Methoxyflurane is a volatile, halogenated analgesic, self-administered in a controlled low dose from the Penthrox(®) inhaler for short-term pain relief. It was formerly used in significantly higher doses to produce anaesthesia, when it caused a specific type of dose-related renal tubular damage. The pathogenesis of the renal damage and clinical use of Methoxyflurane are discussed here with evidence that a low but effective analgesic dose is not associated with the risk of renal adverse effects. The maximum dose employed to produce analgesia is limited to Methoxyflurane 6 mL/day and 15 mL/week, producing a minimum alveolar concentration (MAC) of 0.59 MAC-hours. Renal damage is due to the metabolism of Methoxyflurane and release of fluoride ions. Exposure of humans to Methoxyflurane ≤2.0 MAC-hours, resulting in serum fluoride ≤40 µmol/L, has not been associated with renal tubular toxicity. The safety margin of analgesic use of Methoxyflurane in the Penthrox ((®)) inhaler is at least 2.7- to 8-fold, based on Methoxyflurane MAC-hours or serum fluoride level, with clinical experience suggesting it is higher. It is concluded from clinical experience in emergency medicine, surgical procedures and various experimental and laboratory investigations that the analgesic use of Methoxyflurane in subanaesthetic doses in the Penthrox inhaler does not carry a risk of nephrotoxicity.

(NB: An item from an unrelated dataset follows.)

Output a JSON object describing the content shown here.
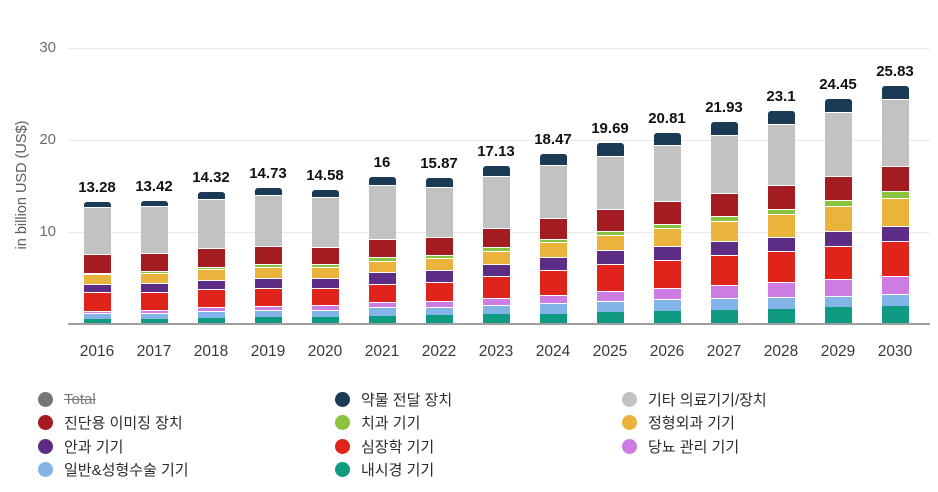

Precautions when using Methoxyflurane

Vet Clin North Am Small Anim Pract 1992 Mar;22(2):318-20.PMID:1585563DOI:10.1016/s0195-5616(92)50621-0.

Methoxyflurane has a high blood/gas partition coefficient and a low vapor pressure. Mask inductions may be excessively slow, necessitating early high vaporizer control knob settings or additional injectable induction agent. Recoveries may be very prolonged. Methoxyflurane is extensively metabolized, and this may be associated with hepatotoxicity and nephrotoxicity.